Color of Money and Not of Trees
Joschka Fischer has almost demigod-like status in the Greens party. He hasn't been busy with running the party for years, but it is clear that whatever he says, goes. Hence, at the Greens' convention on July 9-10, people were fixed on what he had to say.
"We can turn this thing around," were the words of the one-time radical student protestor. The popularity of the center-left coalition has hit record lows in the opinion polls, so optimism is the order of the day. The Greens may not have wanted the elections, but that doesn't mean they won't fight, something many have accused the Social Democrats of not doing enough of.
"I didn't understand why the alternative for the SPD and the chancellor (Gerhard Schröder) wasn't to fight, fight, fight," Renate Künast, Minister for Consumer Affairs declared at the party convention.
From protestor to power-broker
The birth of the Greens in the 1970's came at a time when millions in Germany and around the world were protesting against nuclear power, for a cleaner environment and more equality and justice in social issues. Student leaders like Joschka Fischer shouted the battle cry to attack the institutions accused of protecting the wealthy and powerful. Many like-minded activists followed until the Green movement and later a party was founded.
Yet ruling a country requires that politicians serve everyone, including those the Greens once criticized, such as corporations and those who run them. After all, it was the large companies that provided the jobs that catapulted Germany to a world economic power. But now Germany's economic might is faltering and the people -- including the Greens -- are worried. The party's platform reflects this. It is a maturing, a come of age with reality, one could say.
No longer is the environment the banner subject, but labor and economic policy. The Greens argue that the government should cut the hefty non-wage labor costs, which they see as a main detriment to creating new jobs. In calling for such a reduction, they find themselves side-by-side with many from the conservative opposition.

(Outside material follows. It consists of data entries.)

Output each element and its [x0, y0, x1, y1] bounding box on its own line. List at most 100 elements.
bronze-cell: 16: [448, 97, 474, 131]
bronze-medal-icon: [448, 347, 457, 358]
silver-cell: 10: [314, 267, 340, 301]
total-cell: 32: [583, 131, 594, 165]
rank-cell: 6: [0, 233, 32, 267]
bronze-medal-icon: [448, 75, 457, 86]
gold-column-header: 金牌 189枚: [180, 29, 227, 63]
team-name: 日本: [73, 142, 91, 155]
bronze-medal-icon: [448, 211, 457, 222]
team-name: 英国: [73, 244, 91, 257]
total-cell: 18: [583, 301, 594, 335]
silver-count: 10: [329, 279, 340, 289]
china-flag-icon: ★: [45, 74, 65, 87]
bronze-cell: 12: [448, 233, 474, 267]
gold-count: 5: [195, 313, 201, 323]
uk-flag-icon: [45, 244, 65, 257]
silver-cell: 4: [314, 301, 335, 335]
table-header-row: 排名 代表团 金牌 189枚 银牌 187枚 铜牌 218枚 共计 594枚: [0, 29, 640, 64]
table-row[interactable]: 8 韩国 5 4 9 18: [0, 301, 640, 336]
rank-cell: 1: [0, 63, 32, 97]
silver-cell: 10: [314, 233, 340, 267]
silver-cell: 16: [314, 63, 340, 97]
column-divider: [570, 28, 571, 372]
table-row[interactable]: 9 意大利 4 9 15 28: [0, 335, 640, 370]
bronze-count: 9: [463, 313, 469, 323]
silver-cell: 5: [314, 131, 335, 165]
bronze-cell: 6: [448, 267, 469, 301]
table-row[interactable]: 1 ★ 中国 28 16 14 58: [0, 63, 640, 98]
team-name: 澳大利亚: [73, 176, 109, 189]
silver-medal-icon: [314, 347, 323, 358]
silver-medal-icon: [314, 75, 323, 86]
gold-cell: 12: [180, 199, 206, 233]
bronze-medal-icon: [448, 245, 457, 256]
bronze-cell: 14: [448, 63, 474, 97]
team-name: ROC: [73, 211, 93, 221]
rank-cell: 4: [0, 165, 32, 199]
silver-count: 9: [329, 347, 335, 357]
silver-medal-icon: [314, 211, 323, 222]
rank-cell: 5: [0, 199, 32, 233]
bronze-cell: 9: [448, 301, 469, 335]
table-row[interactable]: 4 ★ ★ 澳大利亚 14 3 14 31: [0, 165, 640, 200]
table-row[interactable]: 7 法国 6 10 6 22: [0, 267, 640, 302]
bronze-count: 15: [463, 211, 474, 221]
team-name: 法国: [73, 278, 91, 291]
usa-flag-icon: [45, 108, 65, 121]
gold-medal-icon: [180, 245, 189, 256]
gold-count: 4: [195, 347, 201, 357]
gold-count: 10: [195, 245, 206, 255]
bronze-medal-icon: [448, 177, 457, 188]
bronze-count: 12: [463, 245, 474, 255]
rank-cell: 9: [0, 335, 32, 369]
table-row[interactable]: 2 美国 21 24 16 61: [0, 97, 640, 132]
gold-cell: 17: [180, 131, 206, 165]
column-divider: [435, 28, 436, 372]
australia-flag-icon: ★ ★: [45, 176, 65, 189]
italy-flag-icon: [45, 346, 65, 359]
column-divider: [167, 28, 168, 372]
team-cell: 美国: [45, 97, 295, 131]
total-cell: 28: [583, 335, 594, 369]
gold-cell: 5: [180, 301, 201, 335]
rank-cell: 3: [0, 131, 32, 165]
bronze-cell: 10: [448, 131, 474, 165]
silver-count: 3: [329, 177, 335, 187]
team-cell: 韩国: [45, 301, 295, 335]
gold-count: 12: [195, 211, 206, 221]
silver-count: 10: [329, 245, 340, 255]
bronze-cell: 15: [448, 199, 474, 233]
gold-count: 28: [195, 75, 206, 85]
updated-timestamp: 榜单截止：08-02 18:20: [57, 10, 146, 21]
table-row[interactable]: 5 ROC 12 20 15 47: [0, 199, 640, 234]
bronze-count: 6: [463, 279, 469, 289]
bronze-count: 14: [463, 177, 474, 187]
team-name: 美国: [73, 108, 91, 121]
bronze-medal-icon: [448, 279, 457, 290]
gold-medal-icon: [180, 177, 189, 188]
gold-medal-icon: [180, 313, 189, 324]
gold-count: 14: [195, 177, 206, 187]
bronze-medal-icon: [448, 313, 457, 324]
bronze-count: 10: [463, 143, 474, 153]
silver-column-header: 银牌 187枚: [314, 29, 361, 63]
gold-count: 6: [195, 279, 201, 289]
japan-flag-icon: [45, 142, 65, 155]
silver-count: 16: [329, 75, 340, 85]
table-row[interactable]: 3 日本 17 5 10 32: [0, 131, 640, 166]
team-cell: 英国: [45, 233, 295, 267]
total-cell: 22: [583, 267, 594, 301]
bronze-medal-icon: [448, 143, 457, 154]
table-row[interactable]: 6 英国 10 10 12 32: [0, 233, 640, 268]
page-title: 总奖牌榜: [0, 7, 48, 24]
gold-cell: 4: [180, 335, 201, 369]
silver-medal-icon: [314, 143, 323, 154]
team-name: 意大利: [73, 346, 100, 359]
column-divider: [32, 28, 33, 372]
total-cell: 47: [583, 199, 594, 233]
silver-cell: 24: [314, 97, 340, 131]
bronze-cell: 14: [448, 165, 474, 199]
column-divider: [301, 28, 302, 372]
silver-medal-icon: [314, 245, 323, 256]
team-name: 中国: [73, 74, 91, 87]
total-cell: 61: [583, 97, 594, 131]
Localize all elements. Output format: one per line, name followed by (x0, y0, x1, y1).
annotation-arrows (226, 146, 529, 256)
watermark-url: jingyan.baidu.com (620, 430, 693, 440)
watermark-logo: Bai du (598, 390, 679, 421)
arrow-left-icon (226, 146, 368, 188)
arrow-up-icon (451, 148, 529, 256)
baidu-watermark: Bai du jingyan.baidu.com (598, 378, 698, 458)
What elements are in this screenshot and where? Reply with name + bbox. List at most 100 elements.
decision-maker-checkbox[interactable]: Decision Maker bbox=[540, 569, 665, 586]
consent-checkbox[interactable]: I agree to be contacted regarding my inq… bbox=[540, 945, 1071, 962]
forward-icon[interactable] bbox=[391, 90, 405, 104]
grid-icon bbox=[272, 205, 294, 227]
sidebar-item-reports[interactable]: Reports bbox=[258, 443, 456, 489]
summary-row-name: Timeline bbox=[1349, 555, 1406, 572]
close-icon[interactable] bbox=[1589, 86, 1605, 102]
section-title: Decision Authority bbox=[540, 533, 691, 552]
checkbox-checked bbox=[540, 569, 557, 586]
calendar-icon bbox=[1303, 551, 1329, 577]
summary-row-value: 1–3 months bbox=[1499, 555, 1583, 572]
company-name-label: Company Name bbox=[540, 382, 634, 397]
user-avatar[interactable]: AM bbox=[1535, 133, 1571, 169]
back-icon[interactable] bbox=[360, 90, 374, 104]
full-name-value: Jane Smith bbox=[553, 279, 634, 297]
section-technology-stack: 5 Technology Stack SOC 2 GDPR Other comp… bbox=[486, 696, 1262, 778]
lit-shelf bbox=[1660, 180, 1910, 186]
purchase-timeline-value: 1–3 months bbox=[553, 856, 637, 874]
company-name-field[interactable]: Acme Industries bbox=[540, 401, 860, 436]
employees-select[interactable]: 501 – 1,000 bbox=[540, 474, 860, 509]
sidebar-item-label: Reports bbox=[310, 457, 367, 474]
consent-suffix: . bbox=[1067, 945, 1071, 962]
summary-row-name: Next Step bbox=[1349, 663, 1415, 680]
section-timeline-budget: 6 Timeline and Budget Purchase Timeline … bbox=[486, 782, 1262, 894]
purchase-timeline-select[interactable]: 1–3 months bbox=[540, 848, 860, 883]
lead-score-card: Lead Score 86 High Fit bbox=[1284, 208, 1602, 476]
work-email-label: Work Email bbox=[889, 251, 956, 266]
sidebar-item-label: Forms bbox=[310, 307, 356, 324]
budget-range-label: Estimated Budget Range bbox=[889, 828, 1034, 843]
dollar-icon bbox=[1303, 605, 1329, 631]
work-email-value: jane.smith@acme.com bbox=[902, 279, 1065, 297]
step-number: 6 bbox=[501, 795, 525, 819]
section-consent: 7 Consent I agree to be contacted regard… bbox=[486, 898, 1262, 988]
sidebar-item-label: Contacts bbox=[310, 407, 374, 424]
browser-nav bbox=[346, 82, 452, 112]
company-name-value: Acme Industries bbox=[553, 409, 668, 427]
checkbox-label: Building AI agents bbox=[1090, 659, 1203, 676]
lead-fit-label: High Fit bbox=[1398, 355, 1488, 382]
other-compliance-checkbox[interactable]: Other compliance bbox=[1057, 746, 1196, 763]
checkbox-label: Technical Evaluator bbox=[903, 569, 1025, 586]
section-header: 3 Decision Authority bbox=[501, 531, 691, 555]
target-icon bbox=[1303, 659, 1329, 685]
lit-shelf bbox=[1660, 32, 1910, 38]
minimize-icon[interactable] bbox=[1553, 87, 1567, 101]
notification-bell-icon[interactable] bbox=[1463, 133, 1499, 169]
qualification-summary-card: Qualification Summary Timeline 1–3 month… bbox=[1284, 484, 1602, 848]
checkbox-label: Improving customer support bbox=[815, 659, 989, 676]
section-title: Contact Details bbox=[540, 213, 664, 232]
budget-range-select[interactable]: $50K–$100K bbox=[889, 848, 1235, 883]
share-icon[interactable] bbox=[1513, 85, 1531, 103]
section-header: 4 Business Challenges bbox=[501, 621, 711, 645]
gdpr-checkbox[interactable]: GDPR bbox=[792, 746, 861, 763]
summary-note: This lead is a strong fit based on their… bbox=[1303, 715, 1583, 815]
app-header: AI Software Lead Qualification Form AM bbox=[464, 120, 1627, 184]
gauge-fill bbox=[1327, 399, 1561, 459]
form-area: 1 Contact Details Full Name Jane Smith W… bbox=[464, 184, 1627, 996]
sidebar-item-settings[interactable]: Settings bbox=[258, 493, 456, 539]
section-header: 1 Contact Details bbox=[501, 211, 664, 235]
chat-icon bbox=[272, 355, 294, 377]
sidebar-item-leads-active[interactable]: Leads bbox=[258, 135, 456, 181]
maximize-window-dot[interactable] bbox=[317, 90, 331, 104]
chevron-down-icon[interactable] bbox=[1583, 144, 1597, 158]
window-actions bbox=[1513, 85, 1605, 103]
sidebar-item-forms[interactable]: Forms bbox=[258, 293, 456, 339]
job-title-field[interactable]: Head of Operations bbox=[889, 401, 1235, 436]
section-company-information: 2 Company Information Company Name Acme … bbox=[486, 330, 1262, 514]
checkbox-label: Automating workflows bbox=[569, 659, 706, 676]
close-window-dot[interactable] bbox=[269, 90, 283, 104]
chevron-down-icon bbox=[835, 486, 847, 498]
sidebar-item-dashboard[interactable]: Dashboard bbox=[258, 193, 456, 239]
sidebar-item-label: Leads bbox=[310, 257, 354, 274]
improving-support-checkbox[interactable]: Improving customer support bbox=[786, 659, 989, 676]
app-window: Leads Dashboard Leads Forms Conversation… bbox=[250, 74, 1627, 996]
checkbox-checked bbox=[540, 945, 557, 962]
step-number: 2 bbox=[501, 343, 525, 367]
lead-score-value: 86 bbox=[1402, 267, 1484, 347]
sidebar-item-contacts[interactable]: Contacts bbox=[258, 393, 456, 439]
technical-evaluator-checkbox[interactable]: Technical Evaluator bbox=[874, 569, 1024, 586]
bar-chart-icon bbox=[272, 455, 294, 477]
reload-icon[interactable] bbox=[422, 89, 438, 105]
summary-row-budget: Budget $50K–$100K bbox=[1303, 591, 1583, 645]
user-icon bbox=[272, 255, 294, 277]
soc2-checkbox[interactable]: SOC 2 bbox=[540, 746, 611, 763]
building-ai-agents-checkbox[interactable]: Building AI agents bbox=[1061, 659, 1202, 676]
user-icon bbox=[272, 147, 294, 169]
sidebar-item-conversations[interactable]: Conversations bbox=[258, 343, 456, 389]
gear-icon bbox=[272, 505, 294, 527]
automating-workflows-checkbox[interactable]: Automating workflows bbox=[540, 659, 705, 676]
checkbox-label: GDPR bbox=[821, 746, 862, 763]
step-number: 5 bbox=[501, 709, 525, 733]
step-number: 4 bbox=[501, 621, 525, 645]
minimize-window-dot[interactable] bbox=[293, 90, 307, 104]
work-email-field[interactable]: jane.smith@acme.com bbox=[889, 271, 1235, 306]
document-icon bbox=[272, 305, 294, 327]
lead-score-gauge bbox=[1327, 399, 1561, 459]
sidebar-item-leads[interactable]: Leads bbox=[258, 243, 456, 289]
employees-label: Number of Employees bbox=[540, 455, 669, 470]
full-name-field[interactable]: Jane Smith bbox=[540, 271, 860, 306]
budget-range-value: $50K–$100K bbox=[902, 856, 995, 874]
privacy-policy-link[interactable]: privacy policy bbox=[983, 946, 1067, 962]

"This country is being dominated by feelings of worry, anxiety and insecurity about the future," party co-head Reinhard Bütikofer (photo) said at the party's convention. The Greens now have put a business spin on their social justice philosophy.
On their own against the opposition
The poor opinion polls for the SPD leave the Greens standing on their own. Yet, if the improbable should happen and the current coalition retains its majority, then the Greens would continue to rule with the Social Democrats.
But the bigger concern at the moment is offering alternatives to the proposals put forth by the conservative Union block (CDU/CSU) and their potential coalition partners, the Free Democrats (FDP).
For example, the Greens flat out reject the CDU's proposal to raise the VAT tax to 18 percent on grounds that such a move would harm the economy and hurt those who could least afford it.
The Greens have also rejected outright a suggestion by the FDP to abolish the current public statutory health insurance system. Freeing everyone from that system puts the burden on the individual to obtain private insurance, something not everyone can afford, the Greens criticized.
"I'd ask the family with a handicapped child, or someone who is chronically ill, and who is trying to get accepted by the private health care system how to pay for that coverage," Fischer said angrily.
The Greens are depending again on Fischer to carry the flag for the party. They may be able to retain their eight to nine percent vote, but the weakened SPD may mean that the Greens will again be in opposition -- no matter how good they fight.